Possibilidades

Ao ver a cena etérea daquela mulher atravessando a rua de sombrinha, debaixo da chuva forte com um vestido esvoaçante e de sandálias, fiquei pensando: ela não se preparou direito para sair num tempo daquele – então comecei a imaginar qual seria a situação dela.

Estaria fugindo, por isso saiu as pressas sem tempo de colocar uma roupa adequada e um sapato quentinho?

Voltava do trabalho e ao sair de casa não imaginou que iria chover? Era um dia quente de verão, tinha programado de ir ao cinema com o marido, teve que comprar uma sombrinha de um ambulante, logo que a chuva começou?

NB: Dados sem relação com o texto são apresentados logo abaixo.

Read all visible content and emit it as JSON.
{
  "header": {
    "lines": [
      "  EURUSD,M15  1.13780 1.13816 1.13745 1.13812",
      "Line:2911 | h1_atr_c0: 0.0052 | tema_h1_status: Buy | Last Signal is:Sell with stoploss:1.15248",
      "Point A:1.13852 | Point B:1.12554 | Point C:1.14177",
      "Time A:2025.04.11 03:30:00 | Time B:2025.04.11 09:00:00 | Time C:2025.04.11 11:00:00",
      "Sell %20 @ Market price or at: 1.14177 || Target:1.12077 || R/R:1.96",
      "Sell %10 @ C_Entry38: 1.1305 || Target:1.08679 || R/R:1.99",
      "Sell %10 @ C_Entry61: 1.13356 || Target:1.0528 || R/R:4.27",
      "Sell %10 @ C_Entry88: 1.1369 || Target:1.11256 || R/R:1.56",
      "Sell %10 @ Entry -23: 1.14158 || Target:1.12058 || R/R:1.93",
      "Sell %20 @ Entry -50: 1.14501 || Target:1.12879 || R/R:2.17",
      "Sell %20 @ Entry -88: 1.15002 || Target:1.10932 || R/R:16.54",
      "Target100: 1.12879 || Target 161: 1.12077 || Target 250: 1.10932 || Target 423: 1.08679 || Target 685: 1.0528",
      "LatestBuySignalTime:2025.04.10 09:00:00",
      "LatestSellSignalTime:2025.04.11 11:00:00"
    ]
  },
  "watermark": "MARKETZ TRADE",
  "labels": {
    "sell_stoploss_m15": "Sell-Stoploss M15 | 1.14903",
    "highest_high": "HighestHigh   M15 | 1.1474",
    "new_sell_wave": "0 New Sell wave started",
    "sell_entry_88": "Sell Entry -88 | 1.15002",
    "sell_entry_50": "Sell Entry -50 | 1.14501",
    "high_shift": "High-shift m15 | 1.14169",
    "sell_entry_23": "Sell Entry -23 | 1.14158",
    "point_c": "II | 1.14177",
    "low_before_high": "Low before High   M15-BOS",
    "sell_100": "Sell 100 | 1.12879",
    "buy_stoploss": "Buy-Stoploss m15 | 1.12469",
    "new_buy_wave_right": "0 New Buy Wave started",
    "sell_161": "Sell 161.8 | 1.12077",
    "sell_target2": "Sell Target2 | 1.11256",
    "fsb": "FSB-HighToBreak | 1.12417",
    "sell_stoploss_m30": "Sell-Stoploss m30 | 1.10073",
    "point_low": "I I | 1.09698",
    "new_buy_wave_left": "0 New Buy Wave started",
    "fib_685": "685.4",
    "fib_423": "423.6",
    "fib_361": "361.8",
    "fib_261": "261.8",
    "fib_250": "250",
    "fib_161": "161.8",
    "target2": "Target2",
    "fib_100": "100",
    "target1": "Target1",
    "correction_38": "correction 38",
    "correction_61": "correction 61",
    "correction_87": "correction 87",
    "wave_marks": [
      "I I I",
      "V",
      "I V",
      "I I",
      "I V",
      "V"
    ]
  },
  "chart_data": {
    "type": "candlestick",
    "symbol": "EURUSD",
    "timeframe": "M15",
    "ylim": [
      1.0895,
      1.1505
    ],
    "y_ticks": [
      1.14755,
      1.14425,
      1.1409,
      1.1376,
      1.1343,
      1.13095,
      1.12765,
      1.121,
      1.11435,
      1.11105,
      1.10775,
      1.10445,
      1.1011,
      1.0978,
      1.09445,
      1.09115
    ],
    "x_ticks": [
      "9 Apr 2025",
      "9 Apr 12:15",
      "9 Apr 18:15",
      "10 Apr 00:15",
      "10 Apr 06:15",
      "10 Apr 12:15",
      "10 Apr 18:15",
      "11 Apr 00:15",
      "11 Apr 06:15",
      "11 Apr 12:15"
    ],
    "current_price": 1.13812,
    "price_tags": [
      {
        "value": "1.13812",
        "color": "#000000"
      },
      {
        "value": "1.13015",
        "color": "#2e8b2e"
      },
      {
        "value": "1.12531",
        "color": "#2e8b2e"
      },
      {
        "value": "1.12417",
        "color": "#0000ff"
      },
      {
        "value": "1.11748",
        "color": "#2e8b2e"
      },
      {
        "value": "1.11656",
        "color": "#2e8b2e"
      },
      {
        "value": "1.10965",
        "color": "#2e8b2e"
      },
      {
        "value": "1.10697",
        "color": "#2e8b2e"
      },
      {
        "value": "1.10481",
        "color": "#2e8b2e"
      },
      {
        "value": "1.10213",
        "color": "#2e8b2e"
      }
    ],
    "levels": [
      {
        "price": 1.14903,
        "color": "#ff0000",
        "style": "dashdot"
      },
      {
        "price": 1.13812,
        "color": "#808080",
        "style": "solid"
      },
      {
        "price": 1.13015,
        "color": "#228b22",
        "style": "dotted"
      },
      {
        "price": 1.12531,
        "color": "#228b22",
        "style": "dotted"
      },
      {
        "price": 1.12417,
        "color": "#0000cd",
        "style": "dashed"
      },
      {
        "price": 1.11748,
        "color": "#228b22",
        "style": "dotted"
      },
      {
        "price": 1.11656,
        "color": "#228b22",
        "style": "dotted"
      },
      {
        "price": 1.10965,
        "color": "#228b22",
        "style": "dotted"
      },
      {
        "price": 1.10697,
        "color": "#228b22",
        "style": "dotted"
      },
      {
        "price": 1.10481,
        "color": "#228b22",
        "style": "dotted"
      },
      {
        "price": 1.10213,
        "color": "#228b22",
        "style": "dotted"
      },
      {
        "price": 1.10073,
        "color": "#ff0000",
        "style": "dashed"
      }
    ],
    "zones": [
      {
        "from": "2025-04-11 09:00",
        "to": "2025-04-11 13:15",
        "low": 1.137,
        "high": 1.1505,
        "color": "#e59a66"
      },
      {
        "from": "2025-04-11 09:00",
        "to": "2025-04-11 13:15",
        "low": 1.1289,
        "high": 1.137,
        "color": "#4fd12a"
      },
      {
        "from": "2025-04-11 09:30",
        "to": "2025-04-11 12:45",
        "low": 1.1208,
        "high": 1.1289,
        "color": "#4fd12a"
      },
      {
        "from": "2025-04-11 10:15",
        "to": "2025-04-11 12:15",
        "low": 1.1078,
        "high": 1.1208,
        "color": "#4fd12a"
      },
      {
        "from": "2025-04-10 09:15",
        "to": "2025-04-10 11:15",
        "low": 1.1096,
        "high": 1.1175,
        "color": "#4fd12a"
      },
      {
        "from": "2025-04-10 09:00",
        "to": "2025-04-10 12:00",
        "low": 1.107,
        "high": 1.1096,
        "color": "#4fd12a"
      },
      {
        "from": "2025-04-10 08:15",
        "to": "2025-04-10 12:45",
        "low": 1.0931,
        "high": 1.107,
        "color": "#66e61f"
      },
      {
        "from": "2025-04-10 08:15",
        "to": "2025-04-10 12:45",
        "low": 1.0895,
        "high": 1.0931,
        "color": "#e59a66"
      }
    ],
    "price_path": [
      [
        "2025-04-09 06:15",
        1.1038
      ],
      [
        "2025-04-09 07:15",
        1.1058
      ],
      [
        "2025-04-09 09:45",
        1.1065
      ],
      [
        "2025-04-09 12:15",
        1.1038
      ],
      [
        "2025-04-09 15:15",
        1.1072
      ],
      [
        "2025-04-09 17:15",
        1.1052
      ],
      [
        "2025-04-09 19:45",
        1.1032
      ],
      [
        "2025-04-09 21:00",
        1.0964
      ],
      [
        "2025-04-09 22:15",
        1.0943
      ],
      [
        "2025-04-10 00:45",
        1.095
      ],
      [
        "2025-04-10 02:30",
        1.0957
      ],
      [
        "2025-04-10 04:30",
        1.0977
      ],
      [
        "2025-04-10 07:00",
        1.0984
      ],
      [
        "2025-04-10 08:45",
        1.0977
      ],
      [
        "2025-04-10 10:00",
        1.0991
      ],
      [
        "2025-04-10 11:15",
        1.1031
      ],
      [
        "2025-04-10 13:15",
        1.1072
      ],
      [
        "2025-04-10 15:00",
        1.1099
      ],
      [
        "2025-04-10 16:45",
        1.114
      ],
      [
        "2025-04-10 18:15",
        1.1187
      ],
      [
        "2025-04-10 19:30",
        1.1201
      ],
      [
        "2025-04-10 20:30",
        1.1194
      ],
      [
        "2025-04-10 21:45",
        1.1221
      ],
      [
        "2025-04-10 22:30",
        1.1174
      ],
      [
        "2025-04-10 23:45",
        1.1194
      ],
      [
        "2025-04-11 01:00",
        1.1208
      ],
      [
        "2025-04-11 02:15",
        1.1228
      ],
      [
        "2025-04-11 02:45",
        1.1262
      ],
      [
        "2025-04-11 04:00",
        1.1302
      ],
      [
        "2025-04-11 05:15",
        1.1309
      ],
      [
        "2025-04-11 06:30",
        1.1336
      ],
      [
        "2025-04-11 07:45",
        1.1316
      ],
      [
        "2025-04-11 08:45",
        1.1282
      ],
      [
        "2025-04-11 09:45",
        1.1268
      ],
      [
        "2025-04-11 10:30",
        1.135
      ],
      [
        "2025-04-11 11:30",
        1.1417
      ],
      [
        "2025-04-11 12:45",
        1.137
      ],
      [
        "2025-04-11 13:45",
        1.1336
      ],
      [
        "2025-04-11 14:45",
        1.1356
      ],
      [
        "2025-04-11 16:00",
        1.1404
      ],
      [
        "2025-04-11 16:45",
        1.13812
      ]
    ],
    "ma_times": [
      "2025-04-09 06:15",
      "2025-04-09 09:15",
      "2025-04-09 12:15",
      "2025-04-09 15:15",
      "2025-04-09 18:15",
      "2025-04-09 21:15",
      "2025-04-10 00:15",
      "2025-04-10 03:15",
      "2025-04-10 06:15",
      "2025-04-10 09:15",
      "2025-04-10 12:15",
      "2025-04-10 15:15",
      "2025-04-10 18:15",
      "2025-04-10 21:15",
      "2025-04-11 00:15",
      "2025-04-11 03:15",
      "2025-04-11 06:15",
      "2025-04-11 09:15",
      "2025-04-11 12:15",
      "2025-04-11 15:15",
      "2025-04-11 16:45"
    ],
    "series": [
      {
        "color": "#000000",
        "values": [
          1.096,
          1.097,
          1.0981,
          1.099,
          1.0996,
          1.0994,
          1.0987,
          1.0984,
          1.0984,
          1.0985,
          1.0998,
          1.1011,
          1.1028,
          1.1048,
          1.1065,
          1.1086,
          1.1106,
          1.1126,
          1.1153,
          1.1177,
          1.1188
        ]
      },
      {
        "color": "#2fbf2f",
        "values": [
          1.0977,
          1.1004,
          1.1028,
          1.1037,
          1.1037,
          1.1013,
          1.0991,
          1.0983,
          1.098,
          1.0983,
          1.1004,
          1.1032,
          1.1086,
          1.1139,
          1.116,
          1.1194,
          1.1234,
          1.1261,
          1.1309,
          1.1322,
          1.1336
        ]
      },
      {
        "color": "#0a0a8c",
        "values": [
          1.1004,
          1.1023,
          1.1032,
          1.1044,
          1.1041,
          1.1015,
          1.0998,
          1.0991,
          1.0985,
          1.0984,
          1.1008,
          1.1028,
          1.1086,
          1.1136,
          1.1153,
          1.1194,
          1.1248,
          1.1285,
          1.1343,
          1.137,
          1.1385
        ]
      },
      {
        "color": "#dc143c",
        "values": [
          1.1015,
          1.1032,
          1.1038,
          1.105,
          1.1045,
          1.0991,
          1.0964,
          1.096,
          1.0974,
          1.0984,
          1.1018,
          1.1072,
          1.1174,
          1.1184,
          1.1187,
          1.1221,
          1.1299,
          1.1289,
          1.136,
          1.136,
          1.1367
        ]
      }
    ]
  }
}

Sofreu uma desilusão amorosa e estava andando sem rumo, sem nem perceber que estava se molhando toda, quando de repente vê seu desafeto conversando tranquilo perto do banco com a amante sem se preocupar em ser visto?

Minha mente continua vagueando em possibilidades. Sua filha fugiu de casa com o namorado e ela saiu desesperada procurando e são eles que estão próximos ao banco conversando desapercebidos da vida?

Ela é parteira e foi chamada as pressas porque tem um bebê prestes a nascer bem perto dali seu carro estragou e ela saiu correndo do jeito que estava só levando o que iria precisar na sua bolsa?

Está voltando de uma festa e já é de madrugada, resolveu voltar andando porque bebeu muito e não quer chegar alterada em casa? Mora numa cidade pequena onde todos se conhecem e não tem perigo andar sozinha? Sempre leva uma sombrinha na bolsa porque lá a chuva vem dia sim dia não?

Só gosta de vestidos e não calça sapatos? Se deu o direito de só usar sandálias há muito tempo, porque é assim que se sente bem?

Uma cena, milhares de possibilidades. Nunca vou saber qual é a história daquela mulher. Ela foi flagrada num instante, por um olhar que a eternizou. Mesmo que de forma fugaz, passando numa via, ela ficou presa na retina, com seu vestido leve e ondulante e seus pés desnudos.